Vatican News
La preoccupazione della Santa Sede per una “possibile escalation” della guerra in Ucraina è stata espressa oggi dal cardinale segretario di Stato Pietro Parolin durante un incontro con la stampa a Zagabria in occasione della sua visita in Croazia per il 30° anniversario del riconoscimento dell’indipendenza della Repubblica croata da parte della Santa Sede e nel 25.mo anniversario della ratifica di Tre Trattati tra il Vaticano e il Paese balcanico.

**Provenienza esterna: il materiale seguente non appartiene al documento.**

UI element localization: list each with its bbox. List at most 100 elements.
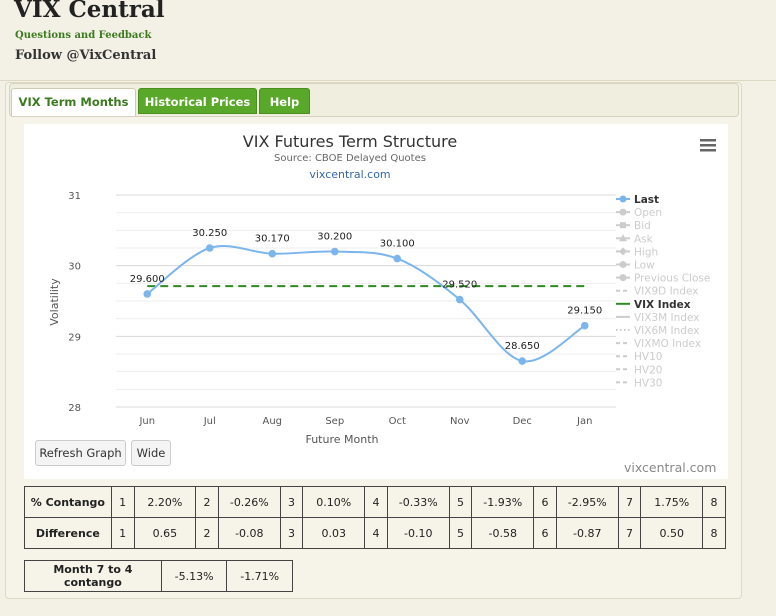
legend-item[interactable]: VIX Index	[616, 299, 691, 311]
month-number-cell: 8	[702, 486, 726, 518]
svg-text:VIXMO Index: VIXMO Index	[634, 338, 701, 350]
chart-title: VIX Futures Term Structure	[243, 132, 457, 151]
legend-item[interactable]: HV30	[616, 377, 662, 389]
x-tick-label: Dec	[513, 416, 532, 427]
legend-item[interactable]: VIX6M Index	[616, 325, 699, 337]
last-point[interactable]	[268, 249, 277, 258]
x-tick-label: Nov	[450, 416, 470, 427]
value-cell: 0.03	[302, 517, 366, 549]
svg-text:VIX6M Index: VIX6M Index	[634, 325, 699, 337]
legend-item[interactable]: HV20	[616, 364, 662, 376]
data-label: 29.150	[567, 306, 602, 317]
last-series-line	[146, 244, 586, 363]
legend-item[interactable]: Last	[616, 194, 659, 206]
y-axis-label: Volatility	[48, 278, 61, 326]
site-title[interactable]: VIX Central	[14, 0, 165, 23]
data-label: 29.520	[442, 280, 477, 291]
hamburger-menu-icon[interactable]	[700, 139, 716, 152]
legend-item[interactable]: HV10	[616, 351, 662, 363]
month-number-cell: 7	[617, 486, 642, 518]
contango-row-label: Difference	[24, 517, 112, 549]
value-cell: 0.50	[640, 517, 704, 549]
svg-text:Ask: Ask	[634, 233, 654, 245]
contango-row: Difference 1 0.65 2 -0.08 3 0.03 4 -0.10 5 -0.58 6-…	[24, 517, 726, 549]
chart-subtitle-link[interactable]: vixcentral.com	[309, 168, 390, 181]
x-tick-label: Jun	[138, 416, 155, 427]
svg-text:Previous Close: Previous Close	[634, 273, 710, 285]
chart-credit[interactable]: vixcentral.com	[624, 460, 717, 475]
legend-item[interactable]: Open	[616, 207, 662, 219]
svg-text:VIX9D Index: VIX9D Index	[634, 286, 698, 298]
legend-item[interactable]: Bid	[616, 220, 651, 232]
data-label: 29.600	[130, 274, 165, 285]
last-point[interactable]	[455, 295, 464, 304]
tab-help[interactable]: Help	[259, 88, 310, 114]
chart-series: 29.600 30.250 30.170 30.200 30.100 29.520 28.6…	[130, 228, 602, 365]
svg-text:Last: Last	[634, 194, 659, 206]
data-label: 30.200	[317, 232, 352, 243]
month-number-cell: 3	[279, 517, 304, 549]
legend-item[interactable]: Previous Close	[616, 273, 710, 285]
value-cell: -0.58	[471, 517, 535, 549]
value-cell: -0.10	[386, 517, 450, 549]
last-point[interactable]	[580, 321, 589, 330]
value-cell: -0.87	[555, 517, 619, 549]
site-header: VIX Central Questions and Feedback Follo…	[0, 0, 776, 81]
chart-axes: 28 29 30 31 Jun Jul Aug Sep Oct Nov Dec Jan	[68, 191, 592, 427]
legend-item[interactable]: VIXMO Index	[616, 338, 701, 350]
month-number-cell: 8	[702, 517, 726, 549]
x-tick-label: Sep	[325, 416, 344, 427]
contango-row-label: % Contango	[24, 486, 112, 518]
contango-row: % Contango 1 2.20% 2 -0.26% 3 0.10% 4 -0.33% 5 -1.…	[24, 486, 726, 518]
wide-button[interactable]: Wide	[131, 440, 171, 466]
tab-historical-prices[interactable]: Historical Prices	[138, 88, 257, 114]
svg-text:HV30: HV30	[634, 377, 662, 389]
month-contango-table: Month 7 to 4 contango -5.13% -1.71%	[24, 560, 293, 592]
legend-item[interactable]: VIX3M Index	[616, 312, 699, 324]
last-point[interactable]	[143, 290, 152, 298]
x-tick-label: Jul	[203, 416, 216, 427]
data-label: 30.250	[192, 228, 227, 239]
chart-subtitle: Source: CBOE Delayed Quotes	[274, 153, 426, 164]
svg-text:HV20: HV20	[634, 364, 662, 376]
value-cell: -0.26%	[217, 486, 281, 518]
follow-twitter-link[interactable]: Follow @VixCentral	[15, 48, 157, 63]
refresh-graph-button[interactable]: Refresh Graph	[35, 440, 126, 466]
y-tick-label: 30	[68, 262, 81, 273]
svg-text:Bid: Bid	[634, 220, 651, 232]
questions-feedback-link[interactable]: Questions and Feedback	[15, 30, 152, 41]
chart-container: VIX Futures Term Structure Source: CBOE …	[24, 124, 728, 479]
svg-text:High: High	[634, 246, 658, 258]
month-number-cell: 1	[110, 517, 135, 549]
data-label: 30.170	[255, 234, 290, 245]
x-tick-label: Oct	[389, 416, 406, 427]
last-point[interactable]	[518, 357, 527, 365]
legend-item[interactable]: Low	[616, 260, 655, 272]
month-number-cell: 2	[195, 486, 219, 518]
svg-text:VIX Index: VIX Index	[634, 299, 691, 311]
value-cell: 0.10%	[302, 486, 366, 518]
month-contango-pct: -5.13%	[160, 560, 228, 592]
y-tick-label: 31	[68, 191, 81, 202]
legend-item[interactable]: High	[616, 246, 658, 258]
month-number-cell: 3	[279, 486, 304, 518]
svg-text:HV10: HV10	[634, 351, 662, 363]
value-cell: -1.93%	[471, 486, 535, 518]
svg-text:Open: Open	[634, 207, 662, 219]
month-contango-label: Month 7 to 4 contango	[24, 560, 162, 592]
tab-vix-term-months[interactable]: VIX Term Months	[11, 88, 136, 116]
last-point[interactable]	[393, 254, 402, 263]
term-structure-chart: VIX Futures Term Structure Source: CBOE …	[48, 132, 716, 446]
month-number-cell: 4	[364, 486, 388, 518]
legend-item[interactable]: Ask	[616, 233, 654, 245]
value-cell: 1.75%	[640, 486, 704, 518]
last-point[interactable]	[205, 244, 214, 252]
svg-text:VIX3M Index: VIX3M Index	[634, 312, 699, 324]
data-label: 28.650	[505, 341, 540, 352]
last-point[interactable]	[330, 247, 339, 256]
month-contango-diff: -1.71%	[226, 560, 293, 592]
y-tick-label: 28	[68, 403, 81, 414]
legend-item[interactable]: VIX9D Index	[616, 286, 698, 298]
value-cell: -0.33%	[386, 486, 450, 518]
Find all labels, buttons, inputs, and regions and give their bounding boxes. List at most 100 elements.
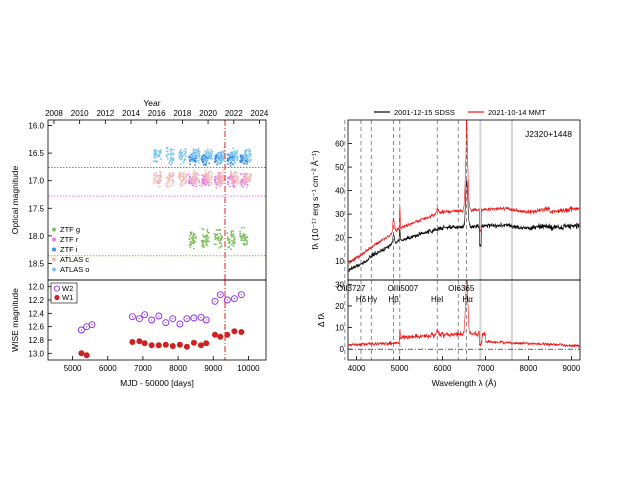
difference-line-markers — [344, 280, 468, 360]
wise-point-center — [80, 329, 82, 331]
optical-point — [170, 159, 173, 161]
x-tick-label: 8000 — [169, 364, 187, 373]
optical-point — [250, 173, 252, 175]
optical-point — [198, 154, 201, 157]
optical-point — [233, 187, 236, 189]
optical-point — [191, 179, 194, 181]
optical-point — [216, 163, 219, 166]
optical-point — [154, 157, 157, 159]
optical-point — [236, 155, 239, 158]
y-tick-label: 0 — [340, 345, 345, 354]
optical-point — [223, 159, 225, 162]
optical-point — [157, 176, 160, 179]
optical-point — [220, 152, 223, 155]
difference-x-ticks: 4000 5000 6000 7000 8000 9000 — [348, 356, 581, 373]
legend-marker — [52, 267, 56, 272]
optical-point — [208, 182, 211, 184]
optical-point — [170, 152, 173, 155]
optical-point — [240, 173, 243, 176]
optical-point — [167, 180, 170, 183]
wise-point — [231, 328, 238, 335]
emission-line-label: Hβ — [388, 295, 399, 304]
optical-point — [201, 243, 204, 246]
optical-point — [189, 181, 192, 184]
optical-point — [193, 170, 196, 172]
legend-label: ATLAS o — [60, 265, 89, 274]
optical-point — [241, 181, 244, 183]
optical-point — [160, 174, 162, 177]
emission-line-label: OIII5007 — [388, 284, 419, 293]
wise-points — [77, 291, 245, 359]
optical-point — [172, 183, 174, 185]
optical-point — [159, 176, 162, 179]
optical-point — [169, 179, 172, 182]
optical-point — [167, 178, 170, 181]
wise-point — [202, 316, 210, 324]
optical-ylabel: Optical magnitude — [10, 165, 20, 234]
wise-point — [238, 329, 245, 335]
optical-point — [240, 235, 243, 238]
y-tick-label: 10 — [335, 257, 344, 266]
optical-point — [231, 175, 233, 178]
optical-point — [153, 154, 156, 157]
optical-point — [194, 175, 197, 177]
optical-point — [191, 237, 194, 240]
optical-point — [172, 153, 175, 156]
optical-point — [180, 158, 183, 161]
optical-point — [245, 178, 248, 181]
year-tick-label: 2012 — [96, 109, 114, 118]
optical-point — [190, 233, 193, 236]
optical-point — [156, 175, 159, 177]
optical-point — [220, 238, 223, 241]
optical-point — [166, 156, 168, 159]
optical-point — [213, 243, 216, 246]
wise-point-center — [151, 319, 153, 321]
optical-point — [201, 227, 204, 230]
legend-label: 2001-12-15 SDSS — [394, 108, 455, 117]
optical-point — [242, 162, 245, 165]
optical-point — [206, 244, 208, 247]
optical-point — [217, 153, 220, 156]
y-tick-label: 18.5 — [28, 259, 44, 268]
telluric-band — [479, 120, 482, 280]
optical-point — [196, 155, 199, 158]
optical-point — [213, 179, 216, 182]
optical-point — [202, 241, 205, 244]
spectrum-sdss — [348, 180, 580, 273]
optical-point — [184, 150, 187, 153]
optical-point — [217, 179, 220, 182]
optical-point — [210, 149, 213, 151]
wise-ylabel: WISE magnitude — [10, 288, 20, 352]
optical-point — [201, 179, 204, 182]
optical-point — [208, 151, 210, 154]
optical-point — [166, 150, 169, 153]
legend-label: W2 — [62, 284, 73, 293]
optical-point — [213, 176, 216, 179]
optical-point — [202, 246, 205, 249]
optical-point — [234, 172, 237, 175]
optical-point — [165, 176, 168, 179]
optical-point — [205, 173, 208, 175]
y-tick-label: 12.2 — [28, 296, 44, 305]
optical-point — [204, 163, 206, 166]
optical-point — [194, 149, 197, 151]
wise-point-center — [240, 294, 242, 296]
optical-point — [206, 160, 209, 162]
optical-point — [231, 239, 233, 242]
optical-point — [239, 161, 242, 164]
optical-point — [242, 176, 245, 179]
optical-point — [188, 237, 191, 240]
optical-point — [192, 148, 195, 151]
optical-point — [201, 183, 204, 185]
difference-spectrum — [348, 279, 580, 349]
optical-point — [208, 171, 210, 174]
optical-point — [201, 160, 204, 163]
optical-point — [240, 159, 242, 162]
optical-point — [246, 163, 249, 166]
optical-point — [229, 164, 232, 167]
optical-point — [211, 152, 214, 154]
optical-point — [219, 160, 222, 163]
optical-point — [246, 236, 249, 239]
optical-point — [184, 147, 187, 150]
optical-point — [250, 174, 252, 177]
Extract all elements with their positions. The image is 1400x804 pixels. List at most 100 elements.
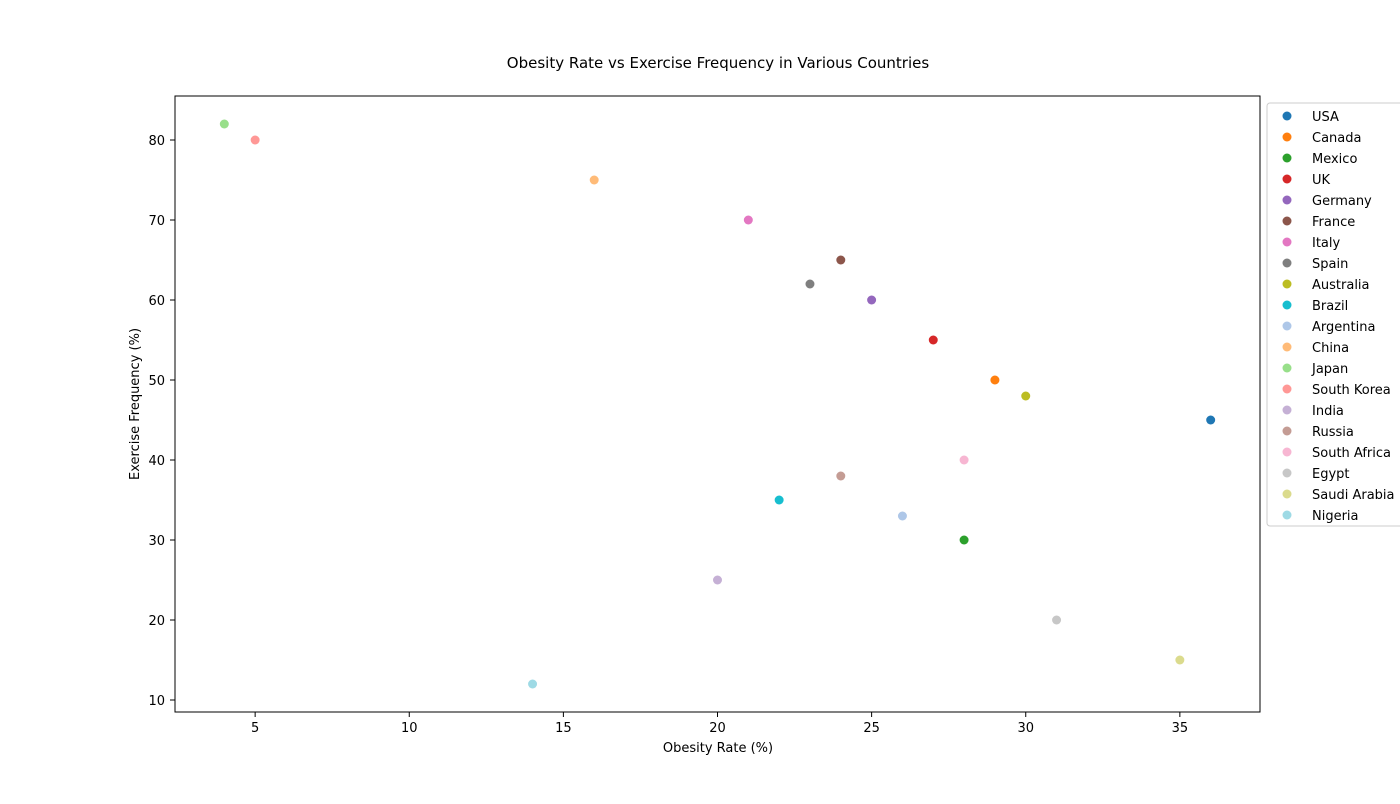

“Tenendo conto della distruttività delle armi” che oggi si possiedono – ha detto – un allargamento del conflitto sarebbe una “minaccia per la distruzione dell’umanità intera”. Ha quindi ricordato le parole forti di Papa Francesco contro la follia della guerra e la sua disponibilità a fare di tutto per contribuire alla pace, offrendo la mediazione vaticana e dicendosi pronto anche ad andare a Mosca, un’offerta che finora non è stata accolta. “Sembra che al momento non ci siano grandi speranze – ha detto Parolin – che si possa giungere a una conclusione consensuale della guerra”, ma la Santa Sede resta a disposizione per aiutare a porre fine al più presto a questa guerra.
La Messa a Zagabria
Delle drammatiche vicende che stanno scuotendo l’Europa, il cardinale Parolin ha parlato anche durante la Messa celebrata a Zagabria. Nell’omelia, ha osservato che “le tenebre della guerra oscurano anche il lume della ragione umana e sembrano sconfiggere addirittura il buon senso. Negli ultimi due anni abbiamo vissuto nelle tenebre della pandemia di fronte alla quale ci siamo trovati all’oscuro, senza sapere come agire, senza sapere bene che fare. Ogni tentativo di soluzione sembrava inadeguato”. Dopo la pandemia è arrivato il conflitto in Ucraina: “In tali esperienze ‘tenebrose’ ci troviamo disorientati” – ha commentato – ma la luce di Cristo risorto è più forte e dona speranza e consolazione, anche attraverso i suoi testimoni. Tra questi ha citato il Beato Alojzije Stepinac: “In questi tempi di guerra in Europa – ha concluso – vale la pena ricorrere alla sua intercessione. Noi oggi come lui allora siamo davanti al male che nasce nei cuori degli uomini e tende ad occupare le menti e le anime”.
L’incontro con i vescovi croati
La visita a Zagabria era iniziata stamane con l’incontro con i vescovi croati, cui ha portato il saluto e la vicinanza del Papa. “Nel corso dei secoli – ha affermato Parolin – il popolo croato ha sempre manifestato un’innegabile fedeltà alla Sede Apostolica. D’altra parte, tanti Pontefici hanno avuto a cuore l’incremento degli strettissimi legami con il popolo croato ed hanno mostrato innumerevoli segni di benevolenza verso questa Chiesa e questa terra. Dopo gli anni della dittatura comunista, durante cui si è fatto di tutto, attraverso persecuzioni sanguinose e sistematiche, per troncare il legame della popolazione croata con i Successori di San Pietro, il 25 giugno 1991, la Croazia, assieme con la Slovenia, ha proclamato la propria indipendenza dall’allora Jugoslavia. Uno dei segni concreti di vicinanza della Santa Sede al popolo croato – ha sottolineato – è stato proprio il riconoscimento dell’indipendenza della Croazia, avvenuto il 13 gennaio 1992. Com’è noto, la Santa Sede è stata tra i primi a compiere questo passo e, meno di un mese dopo, l’8 febbraio 1992, la Santa Sede e la Croazia hanno stabilito le relazioni diplomatiche, le prime nella storia più che millenaria della Nazione croata”.
In questi 30 anni – ha aggiunto il segretario di Stato – “il Paese e la Chiesa locale hanno compiuto passi molto importanti, che la Santa Sede ha seguito con viva attenzione. Dopo pochi anni dall’indipendenza, il Governo ha riconosciuto lo speciale ruolo storico e culturale della Chiesa locale, nonché la sua posizione sociale, ed ha siglato e ratificato quattro Accordi bilaterali con la Santa Sede, tra il 1996 del 1998. Sono stati eretti l’Ordinariato Militare e 5 altre Diocesi. Nelle scuole è tornato l’insegnamento della religione e quello della Teologia nelle Università statali. È stata aperta l’Università Cattolica Croata a Zagabria, come pure diverse scuole cattoliche e sono state costruite o rinnovate numerose chiese”, e quindi – ha affermato – “grazie al comune impegno, si sono instaurati buoni rapporti tra la Chiesa e lo Stato”.